The acreage located in Southern Peru covers about 5,198 hectares and consists of nine exploration concessions and two claims which cover the main portion of the Angostura gold prospect.
The community agreement grants Aguila the right to conduct exploration activities like soil studies, diamond drilling and geophysics, as well as providing complete access to the land, utilizing specialized man portable equipment to reduce surface impact while permitting construction of basic infrastructure, camps and offices as required.
Aguila said the initial term for the agreement is two years, under which the company has agreed to maximize local employment and help to enhance the community's basic infrastructure.
The deal represents the final requirements to submit Aguila's 8,255 metre drill plan, with the receipt of a drill permit expected in early May.
The drill plan is broken up into two planned phases. The first phase aims to drill 3,015 metres to delineate a near surface resource, while phase two aims to advance the potential resource down dip and along strike, Aguila said.

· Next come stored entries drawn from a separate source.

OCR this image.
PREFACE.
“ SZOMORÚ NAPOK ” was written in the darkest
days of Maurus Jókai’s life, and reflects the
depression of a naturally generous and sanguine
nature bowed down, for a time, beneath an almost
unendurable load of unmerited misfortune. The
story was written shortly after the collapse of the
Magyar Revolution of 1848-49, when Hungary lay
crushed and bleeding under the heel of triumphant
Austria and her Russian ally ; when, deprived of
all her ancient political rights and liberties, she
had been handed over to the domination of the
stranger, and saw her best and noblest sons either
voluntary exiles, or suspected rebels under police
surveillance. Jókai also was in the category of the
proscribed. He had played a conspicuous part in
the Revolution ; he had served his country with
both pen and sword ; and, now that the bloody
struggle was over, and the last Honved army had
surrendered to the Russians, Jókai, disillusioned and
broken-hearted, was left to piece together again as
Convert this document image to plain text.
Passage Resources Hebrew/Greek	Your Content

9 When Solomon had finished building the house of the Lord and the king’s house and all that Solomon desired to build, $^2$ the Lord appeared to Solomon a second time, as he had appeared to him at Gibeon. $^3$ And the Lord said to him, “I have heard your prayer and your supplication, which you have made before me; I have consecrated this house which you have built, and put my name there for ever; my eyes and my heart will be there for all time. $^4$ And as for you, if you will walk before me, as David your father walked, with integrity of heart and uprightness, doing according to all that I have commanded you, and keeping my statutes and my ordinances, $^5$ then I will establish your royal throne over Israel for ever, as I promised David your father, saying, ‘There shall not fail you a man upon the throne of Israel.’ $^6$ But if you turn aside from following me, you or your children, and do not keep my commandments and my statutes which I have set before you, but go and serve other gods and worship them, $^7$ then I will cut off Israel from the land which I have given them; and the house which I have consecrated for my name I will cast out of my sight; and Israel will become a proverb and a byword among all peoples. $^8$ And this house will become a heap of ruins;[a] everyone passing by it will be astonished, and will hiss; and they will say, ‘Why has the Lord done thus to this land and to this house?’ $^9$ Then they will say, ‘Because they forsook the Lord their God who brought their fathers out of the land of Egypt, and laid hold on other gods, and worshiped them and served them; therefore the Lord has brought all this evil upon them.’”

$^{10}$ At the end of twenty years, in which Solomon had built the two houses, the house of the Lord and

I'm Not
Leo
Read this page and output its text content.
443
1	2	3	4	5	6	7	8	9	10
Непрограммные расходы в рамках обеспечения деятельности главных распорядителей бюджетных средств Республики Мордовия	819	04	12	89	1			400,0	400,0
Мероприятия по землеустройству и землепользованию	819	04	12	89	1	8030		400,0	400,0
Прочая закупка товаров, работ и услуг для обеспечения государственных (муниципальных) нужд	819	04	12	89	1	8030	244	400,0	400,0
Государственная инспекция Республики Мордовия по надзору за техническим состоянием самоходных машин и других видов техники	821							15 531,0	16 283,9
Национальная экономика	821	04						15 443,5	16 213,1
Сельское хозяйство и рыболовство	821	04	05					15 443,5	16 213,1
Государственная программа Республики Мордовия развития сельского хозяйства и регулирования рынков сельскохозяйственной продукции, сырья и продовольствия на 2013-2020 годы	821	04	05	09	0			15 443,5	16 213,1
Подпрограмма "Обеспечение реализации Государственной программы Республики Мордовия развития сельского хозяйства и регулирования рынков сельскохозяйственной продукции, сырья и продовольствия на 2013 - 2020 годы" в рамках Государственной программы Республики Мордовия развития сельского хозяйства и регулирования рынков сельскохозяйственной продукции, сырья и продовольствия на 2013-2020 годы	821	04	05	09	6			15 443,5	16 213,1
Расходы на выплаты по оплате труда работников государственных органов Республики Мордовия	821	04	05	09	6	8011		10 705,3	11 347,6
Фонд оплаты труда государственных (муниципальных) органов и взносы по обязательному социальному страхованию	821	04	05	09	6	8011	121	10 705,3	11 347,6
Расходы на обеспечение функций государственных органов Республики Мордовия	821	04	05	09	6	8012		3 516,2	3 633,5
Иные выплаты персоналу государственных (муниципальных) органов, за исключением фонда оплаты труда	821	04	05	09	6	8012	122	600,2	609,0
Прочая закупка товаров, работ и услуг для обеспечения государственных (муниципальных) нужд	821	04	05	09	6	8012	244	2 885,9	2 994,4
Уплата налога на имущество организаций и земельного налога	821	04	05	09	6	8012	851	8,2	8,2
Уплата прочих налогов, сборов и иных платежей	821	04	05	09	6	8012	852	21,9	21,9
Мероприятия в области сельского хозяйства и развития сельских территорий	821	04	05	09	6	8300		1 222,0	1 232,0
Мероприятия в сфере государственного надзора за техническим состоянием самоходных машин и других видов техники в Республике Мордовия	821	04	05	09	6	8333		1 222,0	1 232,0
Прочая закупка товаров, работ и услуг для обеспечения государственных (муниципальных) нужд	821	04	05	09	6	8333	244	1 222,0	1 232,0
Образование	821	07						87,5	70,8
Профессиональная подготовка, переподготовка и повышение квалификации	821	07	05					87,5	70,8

Meanwhile, the company also noted it has agreed to assist in the formalization process of Mollepina's artisan miners located on the Delicia concession, where it has granted 10-hectares for their exclusive use and operations.
Indeed, Aguila will help artisan miners in all legal proceedings and proper training, but artisan miners will be responsible for the development of their assigned area. The company won't be held liable, as a result, from artisan miners' activities.
Aguila said that the artisan miner agreement grants it a one percent royalty of total sales and the right to purchase artisan miners' production at market value.
The company, which is publically traded on Canada's junior stock exchange, explores and develops mineral properties mainly in Peru.